Others were wrongly listed as dead but were later found among the thousands of Gaza people imprisoned in Israel.
Mr Wahidi confirmed that in August and October, more than 3,000 names were removed from the list, saying it was a precautionary measure, awaiting a full check.
For certain pro-Israeli groups, such as media regulators, reporting honestly, this is a strong sign of “deliberate manipulation, not honest error.”
Israel accuses Hamas of exaggerating the number of Palestinian women and children [Reuters]
There is a broad presumption that only the check name is included in the online list.
“It seems like they are actually actually updating the list in real time because more information comes out,” said Professor Mike Spagat of Royal Holloway College, who chairs the Consultalty Counts, an independent civilian casualty monitoring organization. “We should think the previous list is a little more than I thought.”
But, he said, he found that health officials did not try to mislead their leadership and considered the changes to be “large-scale cleanup operations.”
He noted that the latest modifications on the list resulted in a small increase in the percentage of adult males among the victims, opposing the idea that people who initially included more than 3,000 names were intended to exaggerate the proportion of women and children.
Body under rubble
Gaza's Ministry of Health said it also recently reviewed data from the official death list of hospital mortgages due to errors and omissions.
It says that when friends or neighbors register to die, they often don't know the ID number of the killed or full name – including the names of their father and grandfather. In some cases, this leads to the wrong person being marked as dead.

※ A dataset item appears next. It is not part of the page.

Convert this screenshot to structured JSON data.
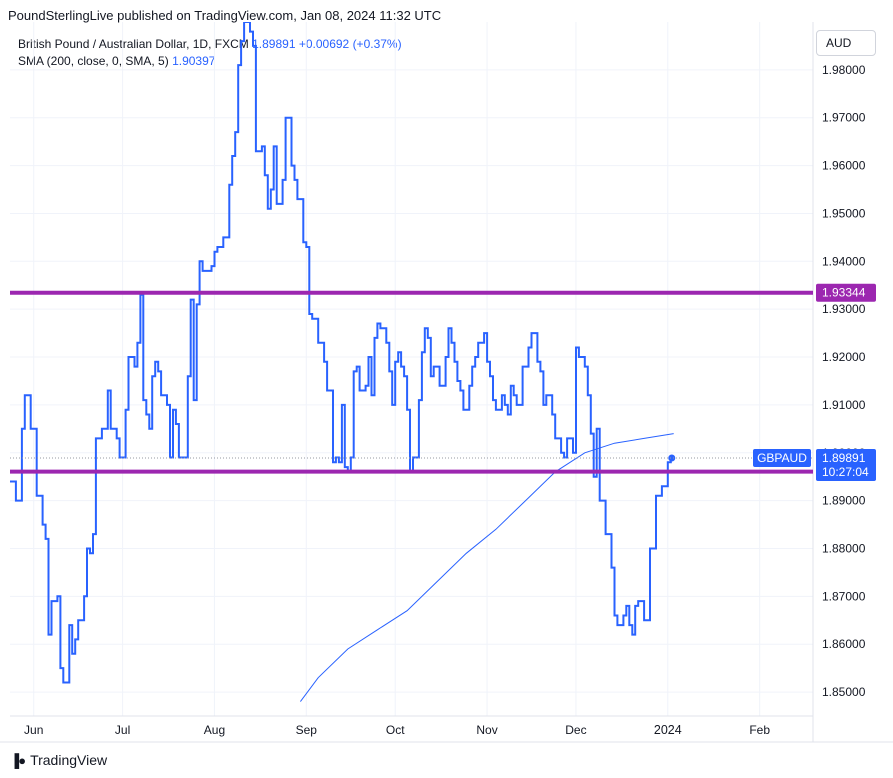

The ministry said it is not yet listed on the Ministry of Health’s list, and thousands of bodies are still under Israeli air strikes and about 900 rubble.
But the ceasefire in the last two months has allowed hundreds of thousands of displaced Gaza people to return to what remains of their houses – nearly 800 bodies have been found to be retrieved, identified and registered.
In late January, the BBC filmed Hamas-Civil Defense Agency workers who set out to retrieve human remains, which had been months left in Wadi Gaza (also known as the Netzarim Corridor) after pulling by Israeli forces.
In the absence of DNA tests in Gaza, each carcasses have a serial number. Filled with long forms to record the collected bones and clothes in an attempt to identify the dead.
“We look for unique personal items: watches, necklaces or earrings. When we search for bodies, it's very likely that we will find a driver's license or ID card.”
“Even a tooth fracture can be a clear trace and it will help a family get to know a missing loved one.”
Deaths of combatants
The number of deaths has increased every day since the Israeli military offensive in Gaza resumed on March 18.
Israel regularly estimates the number of Palestinian fighters killed. At the beginning of the year, it assessed 20,000 dead in Hamas and Palestinian Islamic Jihad members. In mid-April, it said that “more than 100 targets have been eliminated” in the past month.
Israel has not provided numbers for civilian deaths in Gaza, nor has it formally questioned any names on the local health ministry's casualties list.
The war began on October 7, 2023, when Hamas led a cross-border attack on southern Israel, killing about 1,200 people, mostly civilians, and imprisoning about 250 people in Gaza. Since then, the Israeli military said 408 of its soldiers were killed in the fight.
International journalists, including the BBC, were blocked by Israel from entering Gaza independently, and therefore could not verify the figures from either side.
We rely heavily on local Palestinian journalists we work with to access information about the deadly attacks – interviewing witnesses, visiting the collateral of bomb sites and hospitals to capture footage shared with us.
Overall, the number of people killed in the Israeli-Palestinian conflict in the last year and a half of the dwarves has been killed in decades of fighting, but for the moment, there is no end to the war.